Contract tracing is often cited as one of the primary metrics when reopening the economy. If the virus can be boxed in, life can resume a sense of normalcy.
KRPA is advising leagues to keep updated roster forms with two contacts for each youth participant and that each roster be sent out throughout the league.
KSHSAA is also encouraging schools to keep track of who participates in summer workouts as part of a contact tracing effort.
“One of the things we expect, even here in our office, is maintaining a record of who has come and gone,” Faflick said. “In the same way, we would expect that to take place for our school teams and programs. We’ve got to know who’s taking part in our summer programs.”
It’s already common practice for coaches and administrators to monitor summer participation.
“We’ll keep the same group of kids together,” Barcus said. “We’ll meet with our summer coaches and try to iron out some specifics. We’ll try to keep it to the same group so if somebody gets sick, we can trace it back so we don’t have to close the whole weight room down.”
At Labette County High School, summer weights and workouts have traditionally been divided up into various teams of roughly a dozen student-athletes.
“We draft teams every summer,” Price said. “Our leaders draft the kids. This year, it works out where that helps us with tracking. So we’ll workout in those same groups all summer. That way if somebody gets sick, we’ll know who they’ve been in contact with.”
Faflick said that honest communication between athletes and coaches regarding travel and potential symptoms will be crucial in preventing outbreaks that could set the timeline back.

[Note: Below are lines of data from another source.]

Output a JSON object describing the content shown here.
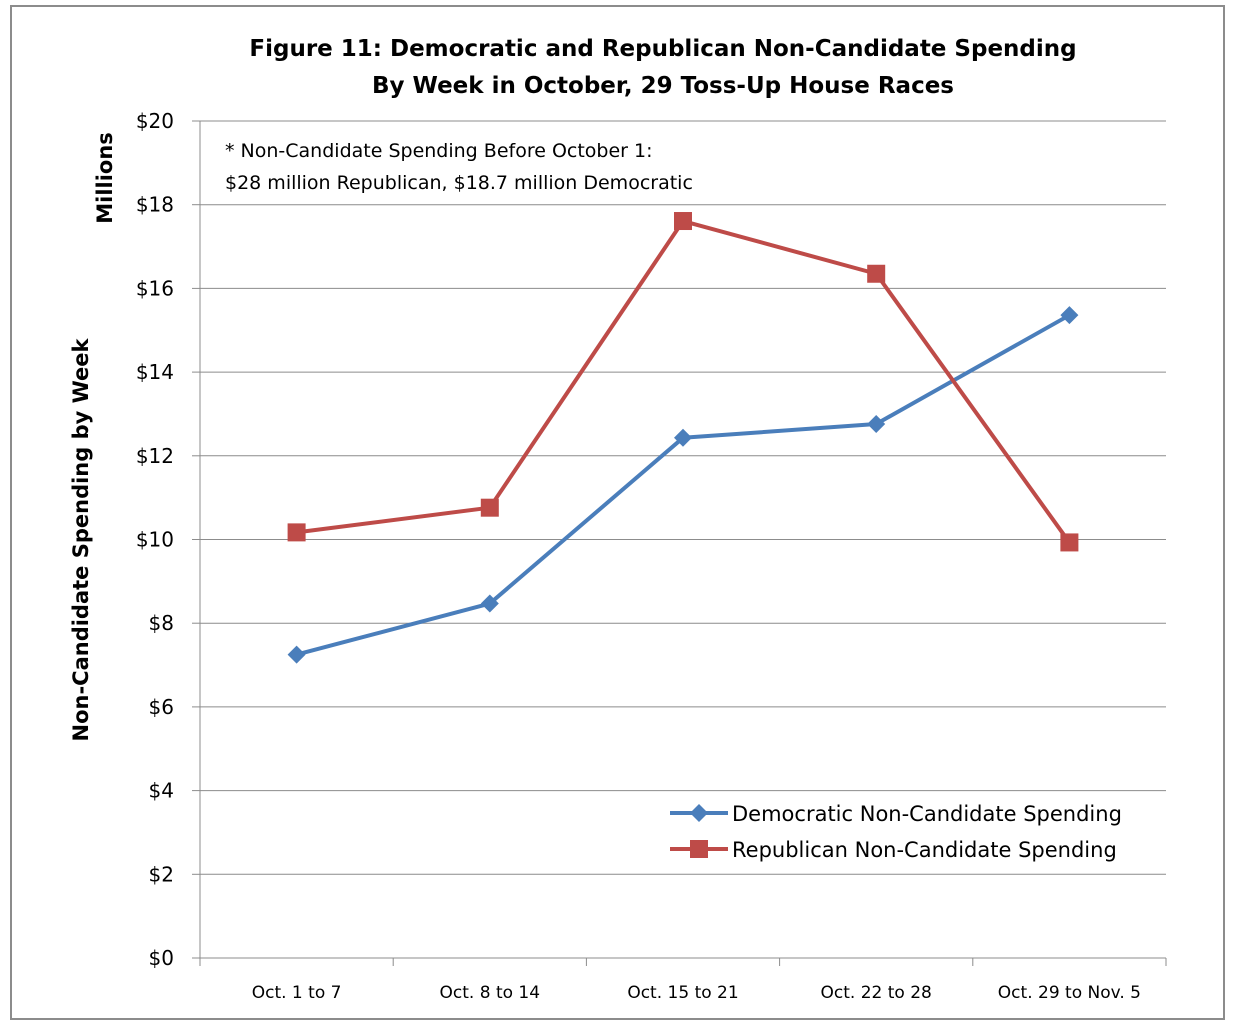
{
  "chart_data": {
    "type": "line",
    "title": [
      "Figure 11: Democratic and Republican Non-Candidate Spending",
      "By Week in October, 29 Toss-Up House Races"
    ],
    "ylabel": "Non-Candidate Spending by Week",
    "yunit": "Millions",
    "xlabel": "",
    "categories": [
      "Oct. 1 to 7",
      "Oct. 8 to 14",
      "Oct. 15 to 21",
      "Oct. 22 to 28",
      "Oct. 29 to Nov. 5"
    ],
    "ylim": [
      0,
      20
    ],
    "yticks": [
      0,
      2,
      4,
      6,
      8,
      10,
      12,
      14,
      16,
      18,
      20
    ],
    "ytick_labels": [
      "$0",
      "$2",
      "$4",
      "$6",
      "$8",
      "$10",
      "$12",
      "$14",
      "$16",
      "$18",
      "$20"
    ],
    "grid": true,
    "legend_position": "bottom-right",
    "series": [
      {
        "name": "Democratic Non-Candidate Spending",
        "color": "#4a7ebb",
        "marker": "diamond",
        "values": [
          7.25,
          8.47,
          12.43,
          12.76,
          15.36
        ]
      },
      {
        "name": "Republican Non-Candidate Spending",
        "color": "#be4b48",
        "marker": "square",
        "values": [
          10.17,
          10.76,
          17.61,
          16.35,
          9.93
        ]
      }
    ],
    "annotation": [
      "* Non-Candidate Spending Before October 1:",
      "$28 million Republican, $18.7 million Democratic"
    ]
  }
}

“It’s so important that everybody remembers they have a role in this,” Faflick said. “It is so important that kids take care of themselves. That parents take care of themselves. It’s not just your season that could be compromised, it could be many, many others. That honesty and communication protocol is necessary. It’ll take everybody doing their part.”
Counties have the authority to impose stricter guidelines than the state as they reopen. Areas more heavily affected by the coronavirus pandemic, such as Johnson County, are still weeks away from resuming athletics.
School districts also have the liberty of erring on the side of caution by starting workouts after June 1.
But many counties are ready to rev up athletics across the spectrum. The KRPA guidelines now give a sense of how sports will look this summer.
As for the fall season, the state appears poised to bring sports back. KSHSAA could limit fan attendance or take other measures that change the optics.
“We have plans for all kinds of contingencies depending upon what would happen,” Faflick said. “We’re tied to what schools do and how daily education will take place. If we can start practice on Aug. 17, our coaches will be ready to go and we know we have a good chance to have a fall season.”
College sports will be beholden to their respective associations — the NCAA, NJCAA, NAIA, etc. — and conferences before clear answers emerge for how they can resume sports.
But months after a nationwide pause button was pressed on sports, a timeframe has emerged for Kansas to press play.